Increasingly produced and encountered outside the gallery, art often takes the form of interventions into urban public space intended to produce immediate and unpredictable public responses. Much of the work in this book is informed by these shifts within contemporary art. The role of walking is often directly connected to the critical and creative engagement that artists have with their changing urban environment. These first-hand encounters with the social and physical geographies of the city provide material in the form of encounter, protest, documentary, spatial narratives, actions, participation, risk, collaboration, fiction, chance and spectacle. It is here that we explore how urban walking connects disciplines and facilitates a range of processes and methods for the production of new critical modes that situate art within the context of our contemporary urban condition.
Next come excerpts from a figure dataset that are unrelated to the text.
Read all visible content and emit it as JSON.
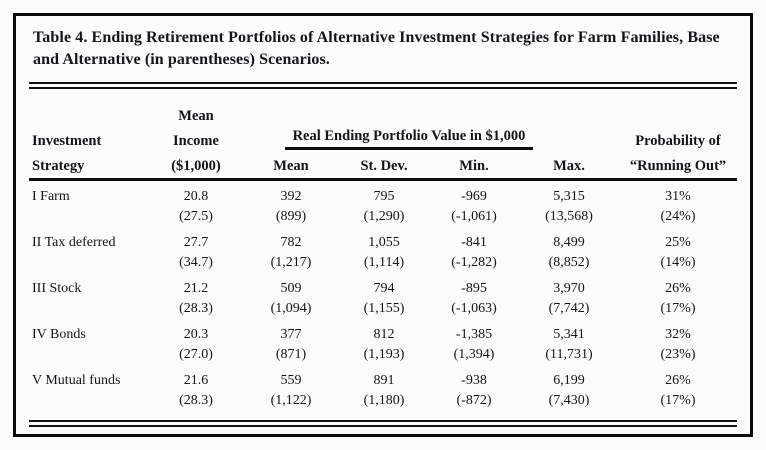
{
  "page": {
    "title": "Table 4. Ending Retirement Portfolios of Alternative Investment Strategies for Farm Families, Base and Alternative (in parentheses) Scenarios."
  },
  "table": {
    "headers": {
      "col_strategy": [
        "Investment",
        "Strategy"
      ],
      "col_income": [
        "Mean",
        "Income",
        "($1,000)"
      ],
      "group": "Real Ending Portfolio Value in $1,000",
      "sub": [
        "Mean",
        "St. Dev.",
        "Min.",
        "Max."
      ],
      "col_probability": [
        "Probability of",
        "“Running Out”"
      ]
    },
    "rows": [
      {
        "strategy": "I Farm",
        "base": [
          "20.8",
          "392",
          "795",
          "-969",
          "5,315",
          "31%"
        ],
        "alt": [
          "(27.5)",
          "(899)",
          "(1,290)",
          "(-1,061)",
          "(13,568)",
          "(24%)"
        ]
      },
      {
        "strategy": "II Tax deferred",
        "base": [
          "27.7",
          "782",
          "1,055",
          "-841",
          "8,499",
          "25%"
        ],
        "alt": [
          "(34.7)",
          "(1,217)",
          "(1,114)",
          "(-1,282)",
          "(8,852)",
          "(14%)"
        ]
      },
      {
        "strategy": "III Stock",
        "base": [
          "21.2",
          "509",
          "794",
          "-895",
          "3,970",
          "26%"
        ],
        "alt": [
          "(28.3)",
          "(1,094)",
          "(1,155)",
          "(-1,063)",
          "(7,742)",
          "(17%)"
        ]
      },
      {
        "strategy": "IV Bonds",
        "base": [
          "20.3",
          "377",
          "812",
          "-1,385",
          "5,341",
          "32%"
        ],
        "alt": [
          "(27.0)",
          "(871)",
          "(1,193)",
          "(1,394)",
          "(11,731)",
          "(23%)"
        ]
      },
      {
        "strategy": "V Mutual funds",
        "base": [
          "21.6",
          "559",
          "891",
          "-938",
          "6,199",
          "26%"
        ],
        "alt": [
          "(28.3)",
          "(1,122)",
          "(1,180)",
          "(-872)",
          "(7,430)",
          "(17%)"
        ]
      }
    ]
  },
  "colors": {
    "text": "#14141a",
    "border": "#0b0b0b",
    "background": "#fcfcfc"
  },
  "chart_data": {
    "type": "table",
    "title": "Table 4. Ending Retirement Portfolios of Alternative Investment Strategies for Farm Families, Base and Alternative (in parentheses) Scenarios.",
    "column_group": {
      "label": "Real Ending Portfolio Value in $1,000",
      "spans": [
        "Mean",
        "St. Dev.",
        "Min.",
        "Max."
      ]
    },
    "columns": [
      "Investment Strategy",
      "Mean Income ($1,000)",
      "Mean",
      "St. Dev.",
      "Min.",
      "Max.",
      "Probability of “Running Out”"
    ],
    "rows": [
      [
        "I Farm",
        "20.8 (27.5)",
        "392 (899)",
        "795 (1,290)",
        "-969 (-1,061)",
        "5,315 (13,568)",
        "31% (24%)"
      ],
      [
        "II Tax deferred",
        "27.7 (34.7)",
        "782 (1,217)",
        "1,055 (1,114)",
        "-841 (-1,282)",
        "8,499 (8,852)",
        "25% (14%)"
      ],
      [
        "III Stock",
        "21.2 (28.3)",
        "509 (1,094)",
        "794 (1,155)",
        "-895 (-1,063)",
        "3,970 (7,742)",
        "26% (17%)"
      ],
      [
        "IV Bonds",
        "20.3 (27.0)",
        "377 (871)",
        "812 (1,193)",
        "-1,385 (1,394)",
        "5,341 (11,731)",
        "32% (23%)"
      ],
      [
        "V Mutual funds",
        "21.6 (28.3)",
        "559 (1,122)",
        "891 (1,180)",
        "-938 (-872)",
        "6,199 (7,430)",
        "26% (17%)"
      ]
    ]
  }
}
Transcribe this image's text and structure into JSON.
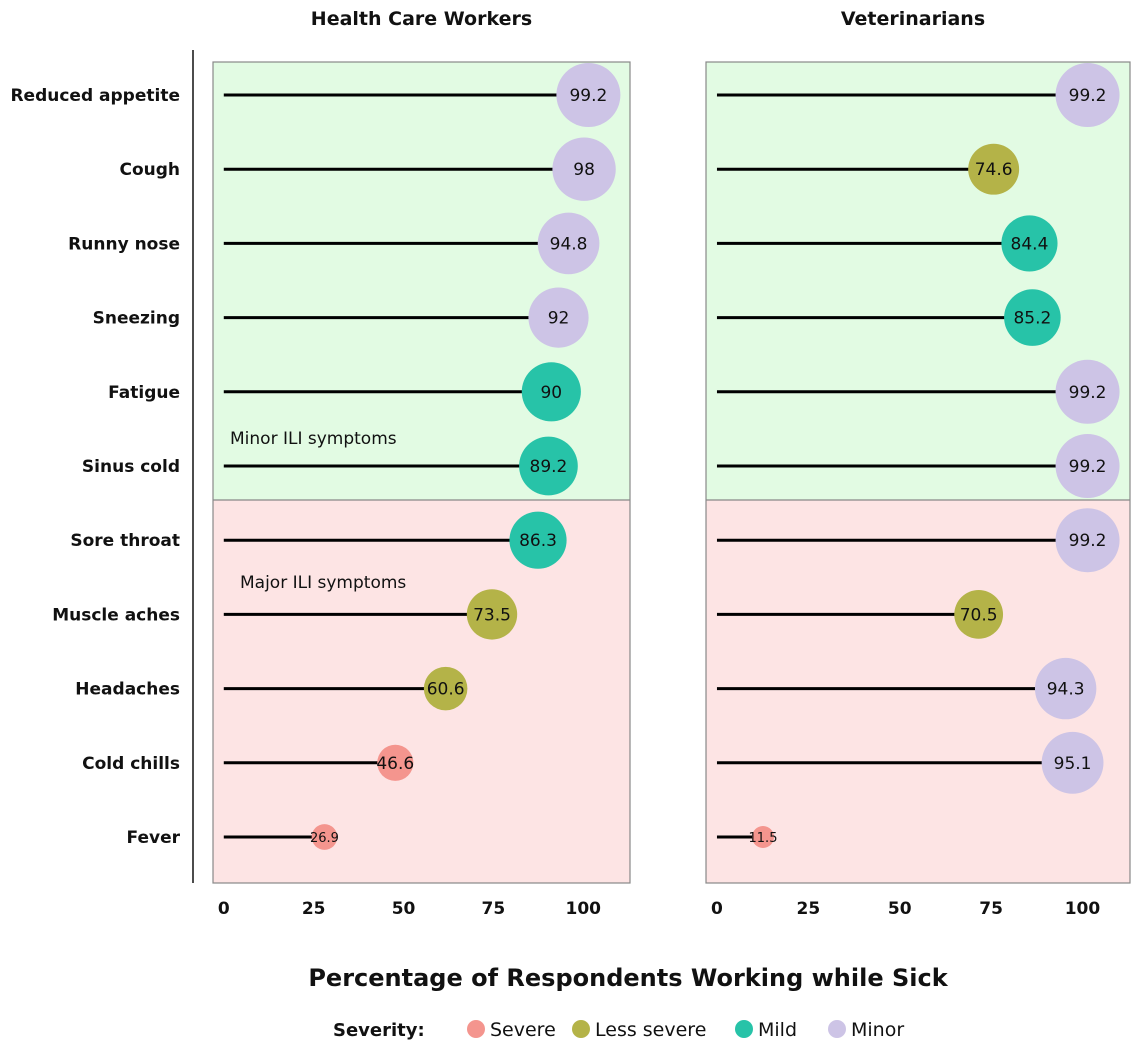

In section two, Night, we consider night walking as key to the way many artists work, think and research. Rut Blees Luxemburg and Jean-Luc Nancy take a nocturnal and circuitous journey from Shoreditch through the City of London to the soundtrack of Hans Zenders interpretation of the first lied of Schuberts Winterreise: Gute Nacht. The journey starts with a ruin the ancient columns of an abandoned city and passes the stone pillars of the Bank of England, the tents of Occupy in Finsbury Square and the construction sites of current corporate development. Nayan Kulkarni takes us on another nocturnal journey, from the heart of global capitalist quasi-public realm spaces in Canary Wharf to private and social housing developments along the pathways to Mile End Park. These architectural episodes are intercut with layers of transport infrastructure, recreational spaces and pedestrian pathways that give an insight into the role played by electric light in determining the economic and social condition of different areas of the city.